Lisa Smith, a Convenor in The City of Sheffield UNISON branch has stated: we work with and represent (predominantly) women who are in low pay, low status yet high expectation roles in schools across the city. School workers, particularly those supporting in classrooms and with Special Educational Needs/High needs pupils are grossly underpaid for the highly responsible roles they undertake. We firmly believe this is for no other reason than the fact that it is a predominantly female workforce.

Simon Murch, Joint Branch Secretary of Sheffield District of the National Education Union pointed out: A 2017 NEU member survey on pay progression found that a third of teachers eligible for progression who had been absent for all or part of that school year because of pregnancy or maternity leave had been denied pay progression. The NEU presses employers to meet their statutory equality duties. The Equality Act 2010 requires public bodies in the UK to have regard to the need to eliminate discrimination and advance equality of opportunity. 
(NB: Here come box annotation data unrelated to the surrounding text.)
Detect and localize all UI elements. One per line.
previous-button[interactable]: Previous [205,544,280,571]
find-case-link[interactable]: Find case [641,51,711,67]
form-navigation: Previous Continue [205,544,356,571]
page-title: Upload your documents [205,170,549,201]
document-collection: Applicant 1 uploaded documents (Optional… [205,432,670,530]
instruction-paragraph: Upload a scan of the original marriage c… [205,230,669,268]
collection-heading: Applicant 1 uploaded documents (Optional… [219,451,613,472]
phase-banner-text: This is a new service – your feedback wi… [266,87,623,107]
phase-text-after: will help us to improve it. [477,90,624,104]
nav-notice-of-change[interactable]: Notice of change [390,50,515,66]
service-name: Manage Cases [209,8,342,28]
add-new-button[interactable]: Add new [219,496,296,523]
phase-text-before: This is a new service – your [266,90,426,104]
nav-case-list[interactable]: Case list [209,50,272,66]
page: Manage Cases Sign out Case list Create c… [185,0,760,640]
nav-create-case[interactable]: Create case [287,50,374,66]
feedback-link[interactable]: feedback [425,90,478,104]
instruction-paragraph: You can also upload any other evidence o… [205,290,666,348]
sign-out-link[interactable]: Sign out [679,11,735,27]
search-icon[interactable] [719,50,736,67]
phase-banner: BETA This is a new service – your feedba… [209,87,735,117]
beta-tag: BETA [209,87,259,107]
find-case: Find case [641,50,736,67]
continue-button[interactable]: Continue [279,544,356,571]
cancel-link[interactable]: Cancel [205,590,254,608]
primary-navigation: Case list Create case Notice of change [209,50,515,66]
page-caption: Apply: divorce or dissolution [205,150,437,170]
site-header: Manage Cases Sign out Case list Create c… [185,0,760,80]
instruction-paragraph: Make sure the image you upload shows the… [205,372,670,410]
And Bob Jeffery, Anti-Casualisation Officer at Sheffield Hallam University and College Union branch added: Our own evidence suggests that nationally it will take 40 years to close the gender pay gap. We also note at Sheffield Hallam a slight deterioration in the gender pay gap between 2017 and 2 018. While our employer is taking steps to address the issues, we are concerned at the disproportionate number of women concentrated into the lowest (often non-academic) grades.